10 January 2014 #Employment
An employee’s beliefs may or may not be known to an employer but issues can arise if these beliefs are manifested in the workplace.
Does the law clearly distinguish between the protection it gives for holding a belief and the level of protection for how this belief is manifested? No, according to the Employment Appeal Tribunal in the recent case of Grace v Places for Children.
In Grace the Claimant, a day care nursery manager, stated that she had been dismissed due to her faith but her employer stated she had discussed her faith with colleagues in a way that they believed had had an adverse effect on the well being of staff. The Employment Tribunal dismissed her claim of discrimination on grounds of religion, but their reason for this decision gave rise to this appeal.
The Tribunal had stated:
“We conclude however, as did the tribunal in the case of Chondol, that the Claimant in this matter was not treated as she was because of her religion, but rather because of the way in which she manifested or shared it.”

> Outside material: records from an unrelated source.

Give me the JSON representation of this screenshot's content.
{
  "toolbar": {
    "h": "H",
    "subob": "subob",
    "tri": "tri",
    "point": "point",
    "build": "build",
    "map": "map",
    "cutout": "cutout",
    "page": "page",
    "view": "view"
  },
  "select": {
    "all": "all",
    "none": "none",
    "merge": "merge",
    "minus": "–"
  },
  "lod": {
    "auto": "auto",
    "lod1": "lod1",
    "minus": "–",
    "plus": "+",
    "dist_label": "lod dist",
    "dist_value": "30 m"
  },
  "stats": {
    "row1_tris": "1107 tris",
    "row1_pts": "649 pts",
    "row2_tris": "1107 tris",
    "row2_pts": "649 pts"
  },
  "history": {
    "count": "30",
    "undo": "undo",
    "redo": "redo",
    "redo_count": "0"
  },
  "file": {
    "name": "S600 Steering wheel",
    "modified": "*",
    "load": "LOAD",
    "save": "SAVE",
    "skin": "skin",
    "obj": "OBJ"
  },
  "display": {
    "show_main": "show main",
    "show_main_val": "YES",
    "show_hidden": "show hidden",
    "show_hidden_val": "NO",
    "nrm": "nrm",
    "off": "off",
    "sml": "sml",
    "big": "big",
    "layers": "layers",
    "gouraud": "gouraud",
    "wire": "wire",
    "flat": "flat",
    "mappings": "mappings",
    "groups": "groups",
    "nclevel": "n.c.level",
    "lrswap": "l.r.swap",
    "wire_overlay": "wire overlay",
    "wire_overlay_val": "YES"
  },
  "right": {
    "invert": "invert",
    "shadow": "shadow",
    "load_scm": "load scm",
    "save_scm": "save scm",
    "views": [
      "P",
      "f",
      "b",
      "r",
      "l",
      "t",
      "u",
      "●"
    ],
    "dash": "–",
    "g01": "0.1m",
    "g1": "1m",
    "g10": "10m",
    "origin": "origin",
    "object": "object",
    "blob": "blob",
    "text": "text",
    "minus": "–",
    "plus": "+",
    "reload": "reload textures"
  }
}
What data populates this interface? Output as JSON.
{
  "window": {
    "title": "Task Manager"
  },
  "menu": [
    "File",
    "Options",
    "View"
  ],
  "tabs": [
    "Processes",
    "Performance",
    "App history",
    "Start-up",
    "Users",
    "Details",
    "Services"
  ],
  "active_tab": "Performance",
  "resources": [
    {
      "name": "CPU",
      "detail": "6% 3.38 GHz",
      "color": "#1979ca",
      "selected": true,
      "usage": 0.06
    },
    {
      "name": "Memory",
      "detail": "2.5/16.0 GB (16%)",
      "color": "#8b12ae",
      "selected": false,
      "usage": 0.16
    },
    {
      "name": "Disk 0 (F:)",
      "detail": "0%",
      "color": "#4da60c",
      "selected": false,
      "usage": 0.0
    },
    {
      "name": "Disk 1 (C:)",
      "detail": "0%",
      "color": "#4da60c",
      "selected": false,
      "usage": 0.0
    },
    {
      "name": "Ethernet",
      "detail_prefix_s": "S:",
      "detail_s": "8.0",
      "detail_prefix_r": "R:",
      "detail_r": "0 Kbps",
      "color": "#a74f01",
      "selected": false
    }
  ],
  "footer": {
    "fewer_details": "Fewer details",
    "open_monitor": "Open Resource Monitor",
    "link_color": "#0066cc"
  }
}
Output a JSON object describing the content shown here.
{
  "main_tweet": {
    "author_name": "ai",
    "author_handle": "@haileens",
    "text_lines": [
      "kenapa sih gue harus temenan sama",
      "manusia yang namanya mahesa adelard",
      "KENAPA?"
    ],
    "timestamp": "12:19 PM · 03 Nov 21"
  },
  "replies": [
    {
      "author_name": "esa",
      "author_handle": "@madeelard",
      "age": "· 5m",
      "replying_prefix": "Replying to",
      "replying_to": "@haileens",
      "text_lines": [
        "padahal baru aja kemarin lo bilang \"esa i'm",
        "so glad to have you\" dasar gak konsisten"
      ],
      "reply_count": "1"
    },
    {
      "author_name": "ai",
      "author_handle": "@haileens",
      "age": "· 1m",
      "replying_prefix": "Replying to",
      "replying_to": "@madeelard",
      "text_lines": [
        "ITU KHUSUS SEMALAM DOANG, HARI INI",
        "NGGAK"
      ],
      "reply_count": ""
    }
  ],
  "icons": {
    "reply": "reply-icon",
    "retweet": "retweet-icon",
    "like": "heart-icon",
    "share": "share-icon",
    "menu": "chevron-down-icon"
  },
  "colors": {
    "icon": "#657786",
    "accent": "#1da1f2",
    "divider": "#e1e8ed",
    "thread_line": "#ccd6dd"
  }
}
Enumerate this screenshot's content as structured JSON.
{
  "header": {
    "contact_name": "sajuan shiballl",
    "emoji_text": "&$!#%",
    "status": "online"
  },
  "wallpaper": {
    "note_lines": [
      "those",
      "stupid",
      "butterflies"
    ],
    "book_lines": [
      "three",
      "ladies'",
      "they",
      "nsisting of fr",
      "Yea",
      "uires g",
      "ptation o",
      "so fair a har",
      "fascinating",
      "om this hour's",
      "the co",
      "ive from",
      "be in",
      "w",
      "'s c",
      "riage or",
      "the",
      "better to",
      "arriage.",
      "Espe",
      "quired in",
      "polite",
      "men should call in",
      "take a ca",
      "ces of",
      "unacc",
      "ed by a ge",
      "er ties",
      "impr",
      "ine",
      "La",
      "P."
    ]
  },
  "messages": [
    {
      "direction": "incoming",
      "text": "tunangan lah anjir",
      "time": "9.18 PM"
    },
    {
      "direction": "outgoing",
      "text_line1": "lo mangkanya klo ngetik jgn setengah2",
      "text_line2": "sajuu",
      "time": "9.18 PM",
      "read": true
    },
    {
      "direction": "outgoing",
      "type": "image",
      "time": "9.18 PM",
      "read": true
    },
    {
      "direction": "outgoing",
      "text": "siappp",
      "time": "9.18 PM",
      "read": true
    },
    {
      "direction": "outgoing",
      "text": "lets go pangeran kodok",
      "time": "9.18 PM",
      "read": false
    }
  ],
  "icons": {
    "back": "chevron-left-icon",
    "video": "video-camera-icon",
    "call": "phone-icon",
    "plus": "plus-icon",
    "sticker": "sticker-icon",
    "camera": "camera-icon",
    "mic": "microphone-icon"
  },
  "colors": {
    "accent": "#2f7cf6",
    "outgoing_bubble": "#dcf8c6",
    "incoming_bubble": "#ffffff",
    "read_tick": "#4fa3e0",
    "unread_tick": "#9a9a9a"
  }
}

The case referred to Chondol v Liverpool CC, involved a social worker who had “improperly foisted” his Christian beliefs on service users. Grace appealed on the grounds that her case was distinguishable from Chondol so the Tribunal should not have relied on it.
The Employment Appeal Tribunal though makes it very clear that we should not distinguish between holding a belief and how it manifests. The EAT reminds us that Tribunals must take into account the Code of Practice 2011 issued by the Equality and Human Rights Commission which states:
“There is not always a clear line between holding a religion or belief and the manifestation of that religion or belief. Placing limitations on a person’s right to manifest their religion or belief may amount to unlawful discrimination;”
The EAT did not dispute the findings of the original Tribunal in Grace as they did not accept that their judgement separated belief and manifestation. What is key is the phrase “of the way in which she manifested or shared it”. The EAT accepted that the facts of this case are distinguishable from Chondol but in this type of case the facts will always most likely differ but the legal principle is the same.
It is hard to see that it would be justifiable for an employee to suffer a detriment (such as dismissal in the case of Grace) for a religious belief that manifests itself in a way that does not interfere with their work. The problem arises if the way the employee acts on these beliefs causes a genuine problem for their employer. Examples from recent cases are refusal to work on a Sunday or the wearing of a cross in contravention of a uniform policy.
In this case, the EAT rejected that there is a difference between belief and manifestation but rather reminds employees and employers that although an individual’s beliefs are protected in law, unacceptable conduct in the workplace is not protected even if it is a manifestation of their belief.